A relatively simple and quite obvious solution is available, however, that would keep Region Nine together and essentially eliminate the negatives. Based on district numbers, just over 5000 students will attend the five area high schools (Dixie, Pine View, Snow Canyon, Desert Hills and Hurricane) in 2008. That fact clearly begs the question, why hasn’t the Washington County School Board equalized the student populations of the five district high schools, thereby qualifying them all for membership in the same region and classification? Why will the new, state-of-the-art Desert Hills High School come on line with a capacity of 1800 students and house 600 to 700 students, while Snow Canyon High School is putting up portable classrooms to house an excess? If special interest groups or specific school board members are preventing this common sense solution from being implemented, don’t we deserve to know who they are?
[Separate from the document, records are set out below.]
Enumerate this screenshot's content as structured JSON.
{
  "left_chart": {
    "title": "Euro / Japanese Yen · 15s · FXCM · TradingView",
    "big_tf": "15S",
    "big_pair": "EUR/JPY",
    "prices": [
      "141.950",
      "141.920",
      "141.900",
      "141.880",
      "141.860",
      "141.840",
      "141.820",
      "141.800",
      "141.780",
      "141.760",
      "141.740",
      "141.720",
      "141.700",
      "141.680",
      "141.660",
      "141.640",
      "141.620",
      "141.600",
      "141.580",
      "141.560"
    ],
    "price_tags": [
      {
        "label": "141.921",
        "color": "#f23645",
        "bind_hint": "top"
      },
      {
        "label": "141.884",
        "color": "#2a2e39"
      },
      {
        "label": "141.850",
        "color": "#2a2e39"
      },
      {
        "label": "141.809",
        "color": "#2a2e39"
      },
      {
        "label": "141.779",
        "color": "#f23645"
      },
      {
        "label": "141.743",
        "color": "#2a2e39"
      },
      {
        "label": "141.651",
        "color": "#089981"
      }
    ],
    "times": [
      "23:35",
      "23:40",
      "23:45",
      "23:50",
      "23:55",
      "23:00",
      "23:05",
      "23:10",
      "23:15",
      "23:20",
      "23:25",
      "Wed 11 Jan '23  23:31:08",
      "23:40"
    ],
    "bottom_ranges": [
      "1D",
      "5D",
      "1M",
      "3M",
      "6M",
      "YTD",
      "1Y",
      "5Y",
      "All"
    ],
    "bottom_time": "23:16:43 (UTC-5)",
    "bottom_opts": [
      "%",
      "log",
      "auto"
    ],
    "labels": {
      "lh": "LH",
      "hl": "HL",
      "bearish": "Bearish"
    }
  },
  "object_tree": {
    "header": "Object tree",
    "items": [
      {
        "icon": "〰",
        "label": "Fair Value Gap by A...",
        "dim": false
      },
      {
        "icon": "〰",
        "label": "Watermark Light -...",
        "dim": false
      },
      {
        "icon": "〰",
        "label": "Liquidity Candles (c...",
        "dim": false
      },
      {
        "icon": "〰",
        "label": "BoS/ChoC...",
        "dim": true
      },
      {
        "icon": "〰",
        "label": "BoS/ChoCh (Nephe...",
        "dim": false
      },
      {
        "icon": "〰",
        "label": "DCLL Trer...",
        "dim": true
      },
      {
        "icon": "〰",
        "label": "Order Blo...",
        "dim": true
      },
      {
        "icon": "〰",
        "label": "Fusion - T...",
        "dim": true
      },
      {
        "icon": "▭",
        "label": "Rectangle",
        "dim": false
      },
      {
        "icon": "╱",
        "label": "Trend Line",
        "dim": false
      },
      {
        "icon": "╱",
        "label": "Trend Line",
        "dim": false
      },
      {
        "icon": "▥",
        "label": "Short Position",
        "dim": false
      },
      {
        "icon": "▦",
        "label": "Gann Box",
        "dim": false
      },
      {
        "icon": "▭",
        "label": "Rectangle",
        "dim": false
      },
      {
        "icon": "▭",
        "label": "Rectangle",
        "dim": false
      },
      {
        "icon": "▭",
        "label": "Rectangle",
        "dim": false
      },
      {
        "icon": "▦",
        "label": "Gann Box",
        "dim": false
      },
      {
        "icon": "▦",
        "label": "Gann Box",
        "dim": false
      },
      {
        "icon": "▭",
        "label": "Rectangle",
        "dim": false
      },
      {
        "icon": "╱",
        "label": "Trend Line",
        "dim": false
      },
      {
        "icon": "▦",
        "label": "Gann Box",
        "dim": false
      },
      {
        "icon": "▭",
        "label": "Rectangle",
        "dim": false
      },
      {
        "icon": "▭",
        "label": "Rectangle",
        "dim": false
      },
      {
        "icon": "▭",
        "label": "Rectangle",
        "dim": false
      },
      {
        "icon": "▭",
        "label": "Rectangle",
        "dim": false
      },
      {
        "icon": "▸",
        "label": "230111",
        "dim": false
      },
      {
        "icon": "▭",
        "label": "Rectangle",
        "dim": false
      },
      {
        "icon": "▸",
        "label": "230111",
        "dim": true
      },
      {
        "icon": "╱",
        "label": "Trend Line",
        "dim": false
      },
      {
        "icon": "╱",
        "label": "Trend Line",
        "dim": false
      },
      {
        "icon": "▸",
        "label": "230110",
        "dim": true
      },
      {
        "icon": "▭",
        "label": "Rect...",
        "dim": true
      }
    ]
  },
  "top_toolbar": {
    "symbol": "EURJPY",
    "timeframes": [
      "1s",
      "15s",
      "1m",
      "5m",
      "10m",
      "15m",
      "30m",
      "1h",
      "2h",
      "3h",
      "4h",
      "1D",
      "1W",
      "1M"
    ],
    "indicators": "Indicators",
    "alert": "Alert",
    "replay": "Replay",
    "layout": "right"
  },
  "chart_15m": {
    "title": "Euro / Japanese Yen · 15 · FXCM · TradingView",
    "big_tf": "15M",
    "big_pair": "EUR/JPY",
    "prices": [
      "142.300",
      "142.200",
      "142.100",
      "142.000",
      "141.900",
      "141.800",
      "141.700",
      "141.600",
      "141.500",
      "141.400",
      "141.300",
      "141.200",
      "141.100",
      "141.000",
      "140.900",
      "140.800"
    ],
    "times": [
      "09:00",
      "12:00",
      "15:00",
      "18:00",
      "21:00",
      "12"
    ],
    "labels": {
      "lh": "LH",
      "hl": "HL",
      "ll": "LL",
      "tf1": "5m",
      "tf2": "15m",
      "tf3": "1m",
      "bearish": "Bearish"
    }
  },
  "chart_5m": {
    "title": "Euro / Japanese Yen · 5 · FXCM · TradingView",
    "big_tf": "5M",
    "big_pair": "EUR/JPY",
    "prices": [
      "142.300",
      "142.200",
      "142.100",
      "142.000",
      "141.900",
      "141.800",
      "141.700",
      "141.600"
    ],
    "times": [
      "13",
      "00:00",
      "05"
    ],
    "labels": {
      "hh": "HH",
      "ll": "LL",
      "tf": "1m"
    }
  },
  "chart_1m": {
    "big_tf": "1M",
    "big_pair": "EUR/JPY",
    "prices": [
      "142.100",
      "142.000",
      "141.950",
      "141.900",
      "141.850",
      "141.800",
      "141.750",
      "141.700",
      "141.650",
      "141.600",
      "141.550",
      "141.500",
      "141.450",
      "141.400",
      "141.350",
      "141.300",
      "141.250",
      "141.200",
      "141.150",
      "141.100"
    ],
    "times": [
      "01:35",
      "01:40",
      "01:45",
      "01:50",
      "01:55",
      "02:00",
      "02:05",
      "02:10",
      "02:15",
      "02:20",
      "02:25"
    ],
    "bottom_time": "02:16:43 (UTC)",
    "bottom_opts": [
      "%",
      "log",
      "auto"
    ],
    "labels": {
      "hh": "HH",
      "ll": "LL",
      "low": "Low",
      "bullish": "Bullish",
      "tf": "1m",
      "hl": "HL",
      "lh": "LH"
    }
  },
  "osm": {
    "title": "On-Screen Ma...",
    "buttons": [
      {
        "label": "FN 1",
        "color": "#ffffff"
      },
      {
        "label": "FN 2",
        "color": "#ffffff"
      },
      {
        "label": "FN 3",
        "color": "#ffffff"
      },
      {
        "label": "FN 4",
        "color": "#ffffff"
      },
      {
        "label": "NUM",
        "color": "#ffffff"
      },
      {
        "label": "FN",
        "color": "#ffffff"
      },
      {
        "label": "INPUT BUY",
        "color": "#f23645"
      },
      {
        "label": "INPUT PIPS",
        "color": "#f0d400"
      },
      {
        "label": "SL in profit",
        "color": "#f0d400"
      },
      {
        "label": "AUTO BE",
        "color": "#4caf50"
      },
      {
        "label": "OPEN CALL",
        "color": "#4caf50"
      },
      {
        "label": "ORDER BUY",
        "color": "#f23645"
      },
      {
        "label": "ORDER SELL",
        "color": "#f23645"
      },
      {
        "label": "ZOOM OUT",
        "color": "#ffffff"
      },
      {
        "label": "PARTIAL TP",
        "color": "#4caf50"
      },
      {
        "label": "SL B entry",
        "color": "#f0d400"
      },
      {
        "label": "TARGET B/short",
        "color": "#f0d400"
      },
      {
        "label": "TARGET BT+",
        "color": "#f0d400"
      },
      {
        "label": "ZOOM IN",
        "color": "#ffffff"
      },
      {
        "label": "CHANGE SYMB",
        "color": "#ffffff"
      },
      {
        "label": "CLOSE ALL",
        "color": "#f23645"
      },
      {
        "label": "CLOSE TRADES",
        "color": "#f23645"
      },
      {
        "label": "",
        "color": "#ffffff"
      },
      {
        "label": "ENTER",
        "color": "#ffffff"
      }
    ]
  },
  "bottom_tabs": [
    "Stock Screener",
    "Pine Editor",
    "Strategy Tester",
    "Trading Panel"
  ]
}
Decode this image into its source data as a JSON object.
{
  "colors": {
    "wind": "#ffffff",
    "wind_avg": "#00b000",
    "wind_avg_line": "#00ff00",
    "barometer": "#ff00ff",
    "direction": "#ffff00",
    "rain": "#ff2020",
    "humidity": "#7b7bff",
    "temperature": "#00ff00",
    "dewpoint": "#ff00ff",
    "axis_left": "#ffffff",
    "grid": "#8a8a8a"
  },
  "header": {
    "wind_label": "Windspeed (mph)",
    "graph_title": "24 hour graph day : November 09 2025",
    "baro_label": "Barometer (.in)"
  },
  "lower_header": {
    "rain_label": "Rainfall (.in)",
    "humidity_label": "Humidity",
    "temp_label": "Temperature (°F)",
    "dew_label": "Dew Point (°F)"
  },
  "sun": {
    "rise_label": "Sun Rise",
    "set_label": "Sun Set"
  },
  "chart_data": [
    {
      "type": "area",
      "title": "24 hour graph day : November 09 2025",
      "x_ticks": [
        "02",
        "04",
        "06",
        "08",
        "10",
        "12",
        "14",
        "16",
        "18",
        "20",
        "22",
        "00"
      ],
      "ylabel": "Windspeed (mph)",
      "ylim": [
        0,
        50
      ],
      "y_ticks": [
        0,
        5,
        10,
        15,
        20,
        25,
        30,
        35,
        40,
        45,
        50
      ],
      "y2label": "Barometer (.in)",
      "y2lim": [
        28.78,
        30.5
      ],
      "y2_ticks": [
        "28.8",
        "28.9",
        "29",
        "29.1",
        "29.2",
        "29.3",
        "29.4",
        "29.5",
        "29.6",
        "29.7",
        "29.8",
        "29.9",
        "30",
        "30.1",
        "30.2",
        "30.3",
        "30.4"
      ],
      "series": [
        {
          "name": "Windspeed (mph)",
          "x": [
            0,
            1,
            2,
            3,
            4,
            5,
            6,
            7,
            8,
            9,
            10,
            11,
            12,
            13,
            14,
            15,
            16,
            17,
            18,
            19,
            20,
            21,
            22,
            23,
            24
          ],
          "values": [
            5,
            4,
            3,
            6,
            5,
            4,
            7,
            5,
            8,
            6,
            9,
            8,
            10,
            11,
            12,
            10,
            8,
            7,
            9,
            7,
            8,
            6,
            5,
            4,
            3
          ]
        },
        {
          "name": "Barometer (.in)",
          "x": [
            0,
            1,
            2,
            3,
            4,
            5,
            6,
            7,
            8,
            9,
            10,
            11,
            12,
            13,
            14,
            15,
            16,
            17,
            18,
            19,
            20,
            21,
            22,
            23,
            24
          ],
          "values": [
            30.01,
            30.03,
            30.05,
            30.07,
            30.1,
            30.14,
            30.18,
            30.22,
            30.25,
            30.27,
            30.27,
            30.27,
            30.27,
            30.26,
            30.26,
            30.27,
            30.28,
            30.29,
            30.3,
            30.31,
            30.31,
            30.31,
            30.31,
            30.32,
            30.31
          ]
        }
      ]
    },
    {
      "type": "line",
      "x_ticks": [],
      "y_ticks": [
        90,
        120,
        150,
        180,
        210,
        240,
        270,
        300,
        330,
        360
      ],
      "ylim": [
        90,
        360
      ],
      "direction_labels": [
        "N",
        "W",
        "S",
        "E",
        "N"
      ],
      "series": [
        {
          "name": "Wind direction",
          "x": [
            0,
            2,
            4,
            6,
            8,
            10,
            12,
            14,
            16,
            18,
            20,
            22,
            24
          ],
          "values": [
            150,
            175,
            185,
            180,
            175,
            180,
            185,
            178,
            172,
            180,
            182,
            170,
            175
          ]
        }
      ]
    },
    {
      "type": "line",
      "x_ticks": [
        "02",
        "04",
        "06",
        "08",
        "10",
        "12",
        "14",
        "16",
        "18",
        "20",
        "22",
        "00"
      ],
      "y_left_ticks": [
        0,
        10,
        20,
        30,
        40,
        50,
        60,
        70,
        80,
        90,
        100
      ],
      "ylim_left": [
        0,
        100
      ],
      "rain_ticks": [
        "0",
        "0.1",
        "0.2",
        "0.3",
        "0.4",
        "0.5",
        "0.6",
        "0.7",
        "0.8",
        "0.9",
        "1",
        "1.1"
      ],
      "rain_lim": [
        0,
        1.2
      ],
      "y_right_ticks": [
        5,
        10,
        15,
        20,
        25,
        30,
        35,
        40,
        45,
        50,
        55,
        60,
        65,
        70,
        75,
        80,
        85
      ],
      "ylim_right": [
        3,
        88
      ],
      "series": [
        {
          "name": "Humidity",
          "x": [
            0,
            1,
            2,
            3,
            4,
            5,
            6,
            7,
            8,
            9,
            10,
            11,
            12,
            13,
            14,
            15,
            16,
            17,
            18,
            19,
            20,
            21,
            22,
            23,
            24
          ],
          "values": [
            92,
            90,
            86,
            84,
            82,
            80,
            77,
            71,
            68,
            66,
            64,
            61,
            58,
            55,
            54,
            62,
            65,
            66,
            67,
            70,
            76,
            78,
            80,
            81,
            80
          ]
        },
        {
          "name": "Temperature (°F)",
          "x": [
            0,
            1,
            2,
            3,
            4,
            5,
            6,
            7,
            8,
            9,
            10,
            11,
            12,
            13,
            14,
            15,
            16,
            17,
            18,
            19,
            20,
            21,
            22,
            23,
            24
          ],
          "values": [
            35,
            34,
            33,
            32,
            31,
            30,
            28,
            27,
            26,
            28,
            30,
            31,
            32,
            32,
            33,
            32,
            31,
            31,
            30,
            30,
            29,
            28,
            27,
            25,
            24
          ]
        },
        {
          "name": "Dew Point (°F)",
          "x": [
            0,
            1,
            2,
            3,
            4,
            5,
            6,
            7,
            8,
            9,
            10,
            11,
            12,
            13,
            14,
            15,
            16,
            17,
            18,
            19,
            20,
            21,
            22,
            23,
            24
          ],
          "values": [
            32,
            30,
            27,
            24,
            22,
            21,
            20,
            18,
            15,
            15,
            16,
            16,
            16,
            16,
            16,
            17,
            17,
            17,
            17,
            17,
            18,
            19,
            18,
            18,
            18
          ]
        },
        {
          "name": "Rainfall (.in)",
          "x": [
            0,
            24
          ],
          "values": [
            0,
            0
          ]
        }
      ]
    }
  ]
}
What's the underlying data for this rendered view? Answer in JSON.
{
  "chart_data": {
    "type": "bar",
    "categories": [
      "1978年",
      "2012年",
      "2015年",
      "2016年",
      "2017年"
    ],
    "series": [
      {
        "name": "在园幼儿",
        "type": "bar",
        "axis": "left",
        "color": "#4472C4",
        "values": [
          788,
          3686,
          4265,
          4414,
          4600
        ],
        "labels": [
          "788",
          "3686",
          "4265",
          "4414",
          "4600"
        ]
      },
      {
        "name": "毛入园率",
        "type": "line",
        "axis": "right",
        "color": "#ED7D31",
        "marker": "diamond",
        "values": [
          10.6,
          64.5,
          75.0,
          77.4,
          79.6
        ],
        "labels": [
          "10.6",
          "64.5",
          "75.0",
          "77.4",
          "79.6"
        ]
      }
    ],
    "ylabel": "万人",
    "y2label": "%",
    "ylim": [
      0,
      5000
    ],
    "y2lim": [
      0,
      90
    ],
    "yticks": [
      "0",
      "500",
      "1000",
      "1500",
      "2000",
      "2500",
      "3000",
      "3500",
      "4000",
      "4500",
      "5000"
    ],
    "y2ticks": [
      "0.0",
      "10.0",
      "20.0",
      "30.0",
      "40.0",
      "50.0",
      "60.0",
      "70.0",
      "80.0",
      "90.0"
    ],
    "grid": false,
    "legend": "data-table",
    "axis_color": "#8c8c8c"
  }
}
Furthermore, are school administrators and our legislative representatives planning to protest in masse the change in the classification threshold? Or do they intend to let the UHSAA tear Region Nine apart without a word of objection? If the 4A threshold were simply maintained at 1200 and the student numbers at the five St. George-Hurricane area high schools were split evenly, those schools along with Cedar and Canyon View could continue a long standing alliance in a seven team 3A region and escape the logistical nightmare that will surely follow if the current mess is not cleaned up. Can’t we use some common sense here?